ECecillo

Posted on Apr 2 • Edited on Sep 29

Workshop ⚒️ - Create sound with sin(x) 🎧

#beginners #learning #sampling #signal

Before we start

Hello 👋, this article is part of a series on signal processing and is an opportunity for me to document the different concepts I had to grasp to code my audio encoder.

If this subject interests you and you want to learn more, I invite you to follow me or visit this post that I update as I write new articles 😁.

I am open to any remarks or suggestions for improvement; feel free to share your feedback in the comments to contribute to the enrichment of this series of articles 💪.

Happy reading 😉.

Introduction

What I propose to you today is to conduct a small workshop consisting of creating a sound from a few basic mathematical formulas that will be based on the notions we have seen previously + new ones that will complete our understanding of analogue signals and digitisation.

The goal of this article is not to code a complex program but to illustrate concepts.

I will only give you the necessary algorithms to do it yourself, and at the end, I will put a sandbox where you can directly launch the program that I coded on my side with the language of my choice 😉.

There will be no copy-paste in this article, so you will need to be at least comfortable with the language of your choice.

Settle in comfortably, grab something to drink ☕️, and if that's all good, let's go 🚀!

Code part

Creating a Curve and Retrieving Points

We saw that the shape of an analogue signal fundamentally was based on sinusoidal curves.
Therefore, we will need to use our function $sin(x)$ for this.

Then, once we have our signal curve, we will need to digitise it. Usually, to go from an analogue to a digital signal, we already have small electronic equipment that does it for us: the ADCs. (Analog-Digital-Controller)

A small illustration of an ADC that one can find on the internet 😉.

However, for simplicity, we will not go through all the necessary steps to digitise an analogue signal, because for a $sin(x)$ curve, it would be a bit overkill 😅.

We will detail the digitization process in another article.

To play a sound, we need values that we will calculate based on $sin(x)$ , we will proceed with what is called sampling.

Sampling

Sampling is the first step in analog-to-digital conversion (digitization).
It consists of taking "pictures" or samples of the analogue signal at regular intervals to be able to retrieve the original signal from key points.

This step is very important since the rest of the digitization will be based on these data!

The frequency at which these samples are selected is called sampling frequency.

But wait, I've already heard of frequency, does it correspond to this then?

No, that's why I will clarify a bit the difference between the two from here and specify their impact on the sound we perceive to avoid confusion 😁.

Frequency of an Analog Signal

The frequency of an analogue signal indicates how many cycles occur in one-second.
For example, a frequency of $1Hz$ indicates that one wave takes one second to complete a cycle.

Increasing the frequency produces sounds of different intensities and pitches.
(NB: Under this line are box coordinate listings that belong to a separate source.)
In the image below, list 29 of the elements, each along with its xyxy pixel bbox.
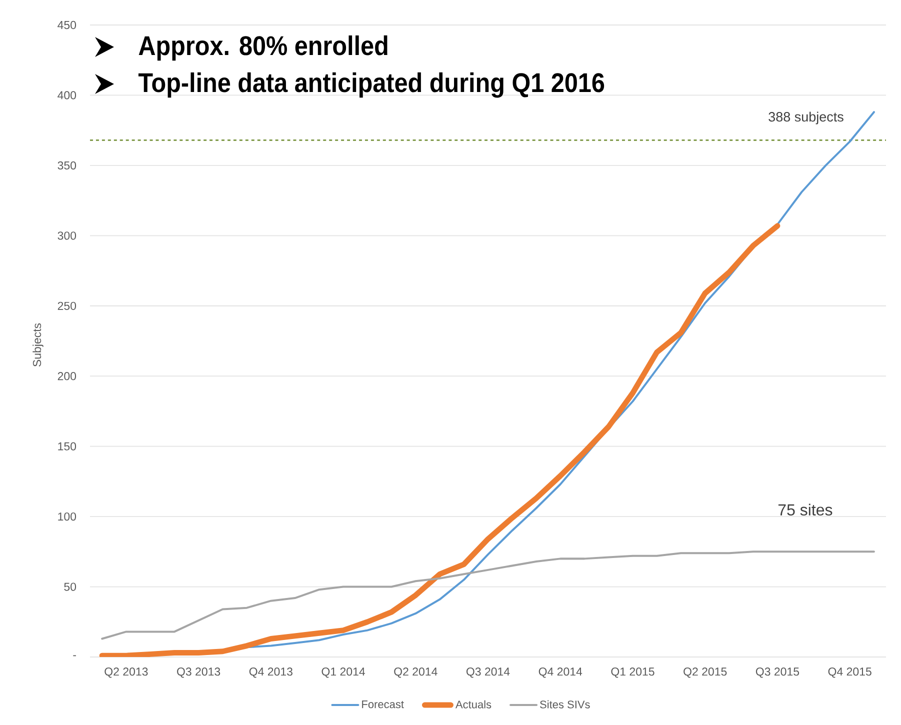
y-tick-label: 400 (58, 91, 76, 100)
x-tick-label: Q4 2014 (538, 668, 582, 678)
y-tick-label: 450 (58, 20, 76, 30)
y-tick-label: 50 (64, 582, 76, 591)
x-tick-label: Q4 2013 (249, 668, 292, 678)
x-tick-label: Q3 2015 (756, 668, 800, 678)
x-tick-label: Q1 2014 (322, 668, 365, 678)
x-tick-label: Q2 2013 (104, 668, 148, 678)
y-axis-title: Subjects (32, 323, 44, 367)
y-tick-label: 200 (58, 372, 76, 380)
x-tick-label: Q3 2014 (466, 668, 510, 678)
x-tick-label: Q2 2015 (684, 668, 727, 678)
annotation: 75 sites (778, 504, 832, 516)
legend-label: Sites SIVs (540, 700, 590, 708)
y-tick-label: 150 (58, 442, 76, 450)
annotation: Top-line data anticipated during Q1 2016 (138, 72, 604, 98)
x-tick-label: Q2 2014 (394, 668, 438, 678)
x-tick-label: Q4 2015 (828, 668, 872, 678)
y-tick-label: 300 (58, 232, 76, 240)
x-tick-label: Q3 2013 (177, 668, 220, 678)
x-tick-label: Q1 2015 (611, 668, 654, 678)
y-tick-label: 350 (58, 161, 76, 170)
annotation: Approx. 80% enrolled (138, 35, 388, 61)
legend-label: Forecast (362, 700, 404, 708)
y-tick-label: - (73, 655, 76, 656)
legend-label: Actuals (455, 700, 492, 708)
y-tick-label: 100 (58, 512, 76, 521)
y-tick-label: 250 (58, 302, 76, 310)
annotation: 388 subjects (768, 112, 844, 124)
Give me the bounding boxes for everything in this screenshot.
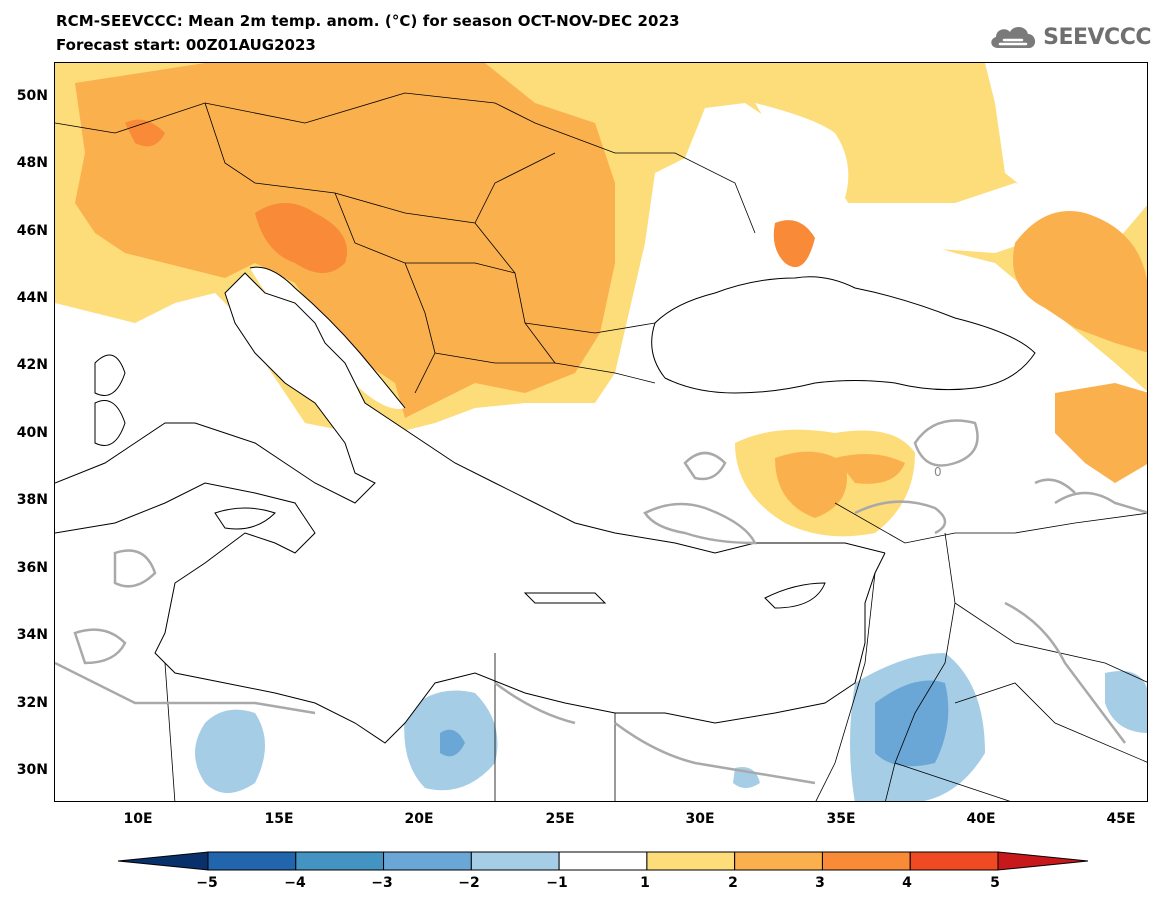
lat-label-38n: 38N [16,492,48,508]
colorbar-box [734,851,823,871]
lat-label-48n: 48N [16,155,48,171]
chart-subtitle: Forecast start: 00Z01AUG2023 [56,36,316,54]
zero-contours [55,419,1147,785]
mediterranean-sea [55,273,885,743]
colorbar-label-neg2: −2 [458,875,480,891]
lon-label-40e: 40E [966,811,996,827]
lat-label-32n: 32N [16,695,48,711]
colorbar-label-neg3: −3 [371,875,393,891]
anomaly-3-4-crimea [773,220,815,268]
colorbar-box [558,851,648,871]
lon-label-15e: 15E [264,811,294,827]
anomaly-neg2-neg3-jordan [875,680,949,767]
anomaly-neg1-neg2-arabia [1105,671,1147,733]
colorbar [118,851,1088,871]
lon-label-45e: 45E [1106,811,1136,827]
anomaly-2-3-caucasus [1013,211,1147,353]
colorbar-box-below-min [118,851,209,871]
colorbar-box-above-max [997,851,1088,871]
anomaly-white-ukraine [755,103,849,201]
lon-label-30e: 30E [685,811,715,827]
lat-label-36n: 36N [16,560,48,576]
anomaly-2-3-anatolia-east [835,454,905,484]
lon-label-35e: 35E [826,811,856,827]
colorbar-box [821,851,911,871]
anomaly-white-italy [205,313,325,503]
colorbar-label-5: 5 [990,875,1000,891]
seevccc-logo: SEEVCCC [986,22,1151,52]
colorbar-label-3: 3 [815,875,825,891]
lat-label-46n: 46N [16,223,48,239]
map-frame: 0 [54,62,1148,802]
country-borders [55,92,1147,801]
anomaly-2-3-turkey-east [1055,383,1147,483]
colorbar-box [295,851,385,871]
lat-label-30n: 30N [16,762,48,778]
lat-label-34n: 34N [16,627,48,643]
lat-label-44n: 44N [16,290,48,306]
anomaly-neg1-neg2-libya-west [195,709,265,793]
anomaly-white-aegean-turkey [435,420,735,547]
adriatic-sea [250,267,405,409]
coastlines [55,266,1036,744]
colorbar-label-neg4: −4 [284,875,306,891]
lon-label-20e: 20E [404,811,434,827]
colorbar-label-neg1: −1 [546,875,568,891]
lat-label-50n: 50N [16,88,48,104]
cloud-logo-icon [991,26,1036,48]
chart-title: RCM-SEEVCCC: Mean 2m temp. anom. (°C) fo… [56,12,680,30]
colorbar-label-4: 4 [902,875,912,891]
lat-label-42n: 42N [16,357,48,373]
anomaly-white-top-right [985,63,1147,243]
colorbar-box [909,851,999,871]
contour-label: 0 [934,465,942,479]
black-sea [651,276,1035,393]
colorbar-box [470,851,560,871]
colorbar-box [207,851,297,871]
colorbar-box [383,851,472,871]
colorbar-box [646,851,736,871]
colorbar-boxes [118,851,1088,871]
colorbar-label-neg5: −5 [196,875,218,891]
anomaly-neg2-neg3-libya-east [440,729,465,757]
colorbar-label-1: 1 [640,875,650,891]
lon-label-10e: 10E [123,811,153,827]
logo-text: SEEVCCC [1043,24,1151,50]
anomaly-white-north-black-sea [815,183,1055,253]
temperature-anomaly-map: 0 [55,63,1147,801]
lat-label-40n: 40N [16,425,48,441]
lon-label-25e: 25E [545,811,575,827]
anomaly-2-3-anatolia [775,451,847,518]
anomaly-3-4-croatia [255,203,347,273]
colorbar-label-2: 2 [728,875,738,891]
anomaly-2-3-central-europe [75,63,615,418]
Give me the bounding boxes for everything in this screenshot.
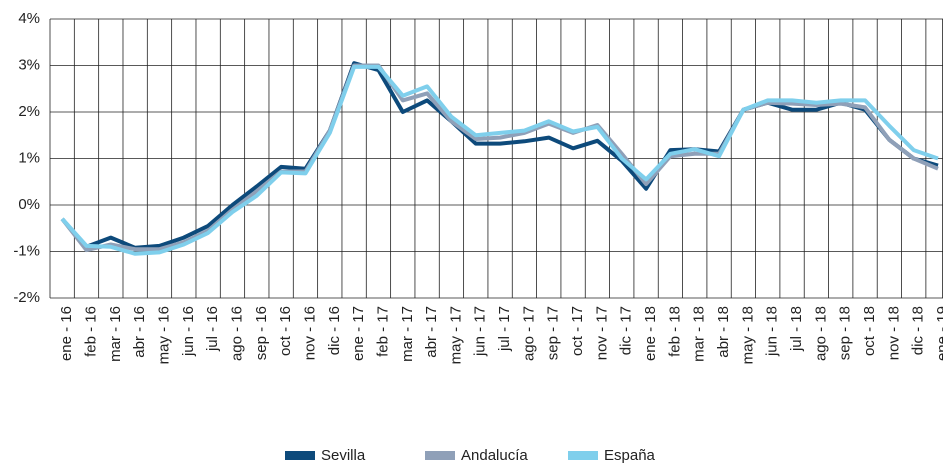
x-tick-label: sep - 17: [545, 306, 562, 360]
series-line: [60, 61, 939, 250]
x-tick-label: nov - 18: [885, 306, 902, 360]
x-tick-label: abr - 16: [131, 306, 148, 358]
x-tick-label: dic - 17: [618, 306, 635, 355]
y-tick-label: 0%: [18, 196, 40, 213]
legend-label: España: [604, 447, 656, 463]
legend-swatch: [425, 451, 455, 460]
x-tick-label: feb - 16: [82, 306, 99, 357]
x-tick-label: nov - 17: [593, 306, 610, 360]
x-tick-label: mar - 17: [399, 306, 416, 362]
x-tick-label: may - 18: [739, 306, 756, 364]
y-tick-label: -1%: [13, 242, 40, 259]
x-tick-label: nov - 16: [301, 306, 318, 360]
x-tick-label: jul - 16: [204, 306, 221, 352]
y-tick-label: 4%: [18, 10, 40, 27]
x-tick-label: ago - 17: [520, 306, 537, 361]
y-tick-label: 1%: [18, 149, 40, 166]
x-tick-label: may - 17: [447, 306, 464, 364]
series-line: [60, 64, 939, 256]
legend-label: Andalucía: [461, 447, 528, 463]
series-line: [60, 63, 939, 253]
x-tick-label: jun - 17: [472, 306, 489, 357]
x-tick-label: ago - 18: [812, 306, 829, 361]
x-tick-label: sep - 18: [837, 306, 854, 360]
x-tick-label: ene - 18: [642, 306, 659, 361]
x-tick-label: feb - 17: [374, 306, 391, 357]
y-tick-label: 2%: [18, 103, 40, 120]
legend-swatch: [568, 451, 598, 460]
x-tick-label: ago - 16: [228, 306, 245, 361]
x-tick-label: jul - 18: [788, 306, 805, 352]
y-tick-label: -2%: [13, 289, 40, 306]
y-tick-label: 3%: [18, 56, 40, 73]
x-tick-label: ene - 19: [934, 306, 943, 361]
x-tick-label: abr - 17: [423, 306, 440, 358]
x-tick-label: feb - 18: [666, 306, 683, 357]
x-tick-label: ene - 17: [350, 306, 367, 361]
x-tick-label: mar - 16: [107, 306, 124, 362]
x-tick-label: oct - 18: [861, 306, 878, 356]
x-tick-label: sep - 16: [253, 306, 270, 360]
x-tick-label: ene - 16: [58, 306, 75, 361]
x-tick-label: jul - 17: [496, 306, 513, 352]
legend-label: Sevilla: [321, 447, 366, 463]
x-tick-label: dic - 18: [910, 306, 927, 355]
x-tick-label: oct - 17: [569, 306, 586, 356]
x-tick-label: dic - 16: [326, 306, 343, 355]
x-tick-label: jun - 16: [180, 306, 197, 357]
x-tick-label: jun - 18: [764, 306, 781, 357]
legend-swatch: [285, 451, 315, 460]
x-tick-label: may - 16: [155, 306, 172, 364]
x-tick-label: oct - 16: [277, 306, 294, 356]
x-tick-label: abr - 18: [715, 306, 732, 358]
x-tick-label: mar - 18: [691, 306, 708, 362]
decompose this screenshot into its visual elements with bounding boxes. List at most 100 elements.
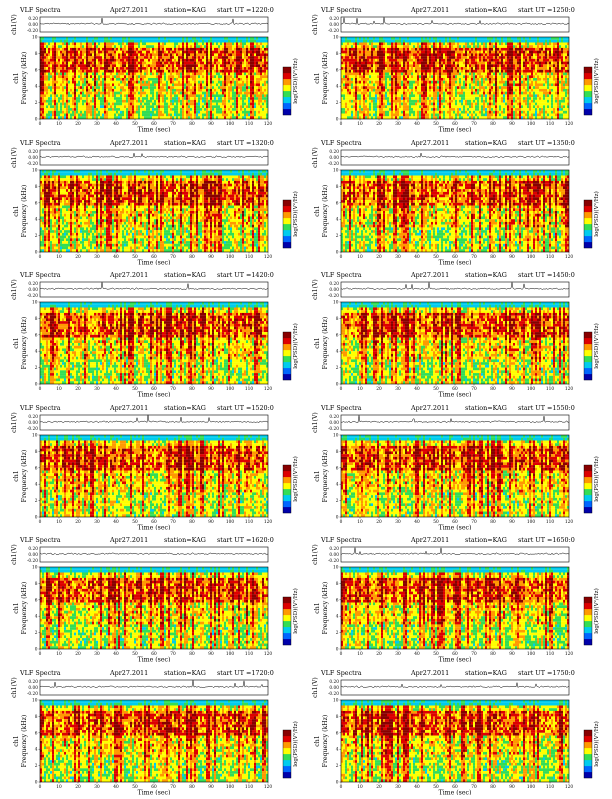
waveform-trace (40, 18, 268, 25)
heatmap-cell (260, 81, 262, 84)
heatmap-cell (475, 59, 477, 62)
heatmap-cell (168, 45, 170, 48)
heatmap-cell (126, 103, 128, 106)
heatmap-cell (216, 64, 218, 67)
heatmap-cell (90, 105, 92, 108)
heatmap-cell (497, 70, 499, 73)
heatmap-cell (126, 51, 128, 54)
heatmap-cell (565, 40, 567, 43)
heatmap-cell (222, 48, 224, 51)
heatmap-cell (343, 51, 345, 54)
spectrogram-heatmap (341, 37, 569, 119)
heatmap-cell (435, 45, 437, 48)
heatmap-cell (246, 97, 248, 100)
heatmap-cell (539, 59, 541, 62)
heatmap-cell (238, 111, 240, 114)
heatmap-cell (42, 40, 44, 43)
heatmap-cell (232, 67, 234, 70)
heatmap-cell (142, 111, 144, 114)
heatmap-cell (210, 92, 212, 95)
heatmap-cell (525, 42, 527, 45)
heatmap-cell (373, 40, 375, 43)
heatmap-cell (148, 105, 150, 108)
heatmap-cell (204, 73, 206, 76)
heatmap-cell (138, 97, 140, 100)
heatmap-cell (238, 51, 240, 54)
heatmap-cell (54, 73, 56, 76)
heatmap-cell (44, 37, 46, 40)
heatmap-cell (224, 78, 226, 81)
heatmap-cell (445, 48, 447, 51)
heatmap-cell (413, 48, 415, 51)
heatmap-cell (50, 92, 52, 95)
heatmap-cell (491, 48, 493, 51)
heatmap-cell (439, 59, 441, 62)
heatmap-cell (439, 62, 441, 65)
heatmap-cell (154, 103, 156, 106)
heatmap-cell (74, 53, 76, 56)
heatmap-cell (56, 105, 58, 108)
heatmap-cell (238, 67, 240, 70)
heatmap-cell (236, 105, 238, 108)
heatmap-cell (210, 59, 212, 62)
heatmap-cell (120, 75, 122, 78)
heatmap-cell (104, 70, 106, 73)
heatmap-cell (188, 75, 190, 78)
heatmap-cell (76, 108, 78, 111)
heatmap-cell (142, 67, 144, 70)
heatmap-cell (140, 89, 142, 92)
heatmap-cell (359, 67, 361, 70)
heatmap-cell (256, 108, 258, 111)
heatmap-cell (114, 73, 116, 76)
heatmap-cell (112, 73, 114, 76)
heatmap-cell (529, 64, 531, 67)
heatmap-cell (467, 42, 469, 45)
heatmap-cell (152, 45, 154, 48)
heatmap-cell (481, 70, 483, 73)
heatmap-cell (363, 40, 365, 43)
heatmap-cell (194, 53, 196, 56)
heatmap-cell (375, 59, 377, 62)
heatmap-cell (98, 56, 100, 59)
heatmap-cell (214, 83, 216, 86)
heatmap-cell (48, 75, 50, 78)
heatmap-cell (56, 114, 58, 117)
heatmap-cell (226, 75, 228, 78)
heatmap-cell (252, 40, 254, 43)
heatmap-cell (250, 42, 252, 45)
heatmap-cell (112, 53, 114, 56)
heatmap-cell (94, 92, 96, 95)
heatmap-cell (401, 70, 403, 73)
heatmap-cell (144, 59, 146, 62)
heatmap-cell (88, 48, 90, 51)
heatmap-cell (351, 37, 353, 40)
heatmap-cell (264, 48, 266, 51)
heatmap-cell (134, 105, 136, 108)
heatmap-cell (180, 94, 182, 97)
heatmap-cell (208, 59, 210, 62)
heatmap-cell (421, 45, 423, 48)
heatmap-cell (220, 83, 222, 86)
heatmap-cell (234, 67, 236, 70)
heatmap-cell (359, 37, 361, 40)
heatmap-cell (180, 105, 182, 108)
heatmap-cell (381, 51, 383, 54)
heatmap-cell (148, 48, 150, 51)
heatmap-cell (156, 89, 158, 92)
heatmap-cell (68, 56, 70, 59)
heatmap-cell (162, 51, 164, 54)
heatmap-cell (509, 51, 511, 54)
heatmap-cell (198, 89, 200, 92)
heatmap-cell (437, 59, 439, 62)
heatmap-cell (533, 37, 535, 40)
heatmap-cell (343, 37, 345, 40)
heatmap-cell (72, 59, 74, 62)
heatmap-cell (431, 53, 433, 56)
heatmap-cell (457, 48, 459, 51)
heatmap-cell (72, 97, 74, 100)
heatmap-cell (387, 64, 389, 67)
heatmap-cell (230, 62, 232, 65)
heatmap-cell (188, 100, 190, 103)
heatmap-cell (60, 94, 62, 97)
heatmap-cell (220, 97, 222, 100)
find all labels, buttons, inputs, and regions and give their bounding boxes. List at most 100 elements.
You can find examples here: Examples of the impact of frequency on $sin(x)$

We will see in another article the relationship between frequency and musical notes 🎼.

Sampling Frequency

The sampling frequency indicates the number of samples we take per second to represent the analogue signal digitally.
The higher the sampling frequency, the more precise the digital representation will be.

Frequency of an Analog Signal and Sampling Frequency

Understanding the Correlation Between Wave Frequency and Sampling

Frequency of a signal: It determines the number of zigzags or cycles the signal has over a certain distance.
Sampling frequency: It determines how frequently we place points along these zigzags to capture the signal's information.

If you increase the signal frequency (more zigzags) but keep the sampling frequency constant (the markers are always spaced the same distance), then yes

, you will cross more zigzags, but you will still cross the same number of markers over a given distance.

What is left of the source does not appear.